I see after 4 months the status of that is still ‘reviewed’. I always wonder what reviewed really means.

In this case there is a project to reproduce attached… so the status should be either:

  1. Verified
  2. Not reproducible
  3. More Information Required

To me it seems Reviewed should be only for feature requests…

If allowed for bugs reports, the status ‘reviewed’ should automatically revert to “needs review” after say 2 weeks or a month at most.

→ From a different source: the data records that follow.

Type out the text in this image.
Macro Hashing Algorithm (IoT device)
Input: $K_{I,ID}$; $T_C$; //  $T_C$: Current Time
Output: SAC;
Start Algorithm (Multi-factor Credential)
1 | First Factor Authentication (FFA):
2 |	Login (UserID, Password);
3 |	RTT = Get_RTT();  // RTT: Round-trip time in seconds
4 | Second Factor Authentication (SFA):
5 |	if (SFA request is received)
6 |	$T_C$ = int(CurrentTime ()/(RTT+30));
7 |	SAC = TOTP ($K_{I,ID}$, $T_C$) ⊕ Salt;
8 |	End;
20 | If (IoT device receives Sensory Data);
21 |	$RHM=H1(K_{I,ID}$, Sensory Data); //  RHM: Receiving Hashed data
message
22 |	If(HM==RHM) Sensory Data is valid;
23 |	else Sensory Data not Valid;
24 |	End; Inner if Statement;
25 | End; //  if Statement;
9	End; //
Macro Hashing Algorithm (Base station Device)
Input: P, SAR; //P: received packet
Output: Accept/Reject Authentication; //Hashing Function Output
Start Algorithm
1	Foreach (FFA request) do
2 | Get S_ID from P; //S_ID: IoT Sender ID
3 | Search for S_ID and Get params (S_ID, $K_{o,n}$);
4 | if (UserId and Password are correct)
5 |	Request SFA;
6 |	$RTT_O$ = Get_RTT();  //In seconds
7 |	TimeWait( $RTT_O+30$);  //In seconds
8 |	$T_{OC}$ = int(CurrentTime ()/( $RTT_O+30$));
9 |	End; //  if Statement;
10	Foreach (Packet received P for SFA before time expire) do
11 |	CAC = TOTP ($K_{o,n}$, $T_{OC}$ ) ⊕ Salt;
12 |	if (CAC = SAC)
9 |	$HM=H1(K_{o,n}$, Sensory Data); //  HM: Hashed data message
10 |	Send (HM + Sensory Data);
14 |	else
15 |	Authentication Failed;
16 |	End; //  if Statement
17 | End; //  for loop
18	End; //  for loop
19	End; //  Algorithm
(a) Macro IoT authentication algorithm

I’m not certain if this is because of Cocoa. Are you sure there is no Cocoa Apple Event handling? Apple docs tell about installing a NSAppleEventManager in Cocoa …

I will read up on those sections, thank you. That would mean abandoning all the built in xojo scripting stuff though as those structures are neither the traditional AEDesc’s nor objects I can easily convert to xojo classes. But there may be conversion methods hidden in there. My own scripting knowledge is old school from before OSX, and I’m still able to get all those same structures from the descriptors, very little has changed at that level. Though there are ways now to do a lot of things with them automatically. At least with a ObjC app. When I’ve dived into this in the past I’ve never been able to make them overlap in a useful way with a xojo app. I will try again :wink:

I wonder how many xojo apps there have been that supported the object model for scripting? It’s not easy to do, and there really aren’t any simple xojo docs for doing more than accepting simple verbs.

Very few

I think the memory leaks were due to a difference in non-sent AppleEvents in cocoa and carbon. I haven’t verified this in a separate project yet for a bug report but I”m thinking that upon destruction an appleevent object in xojo may not clear up it’s event descriptors unless it has been actually sent or received. There were several places I was putting a descriptor into an event and then pulling it out as a different type in order to coerce it without resorting to declares and I believe this was where the leaks were happening. When I added specific calls to release the descriptors by their pointers available from the xojo object the problem stopped. When you receive an apple event you do not have to free either the event descriptor or the reply descriptor, thats handled by the system, but if the event is never sent then you do. That might not be the whole story. If I can duplicate it in a separate project I’ll make a bug report.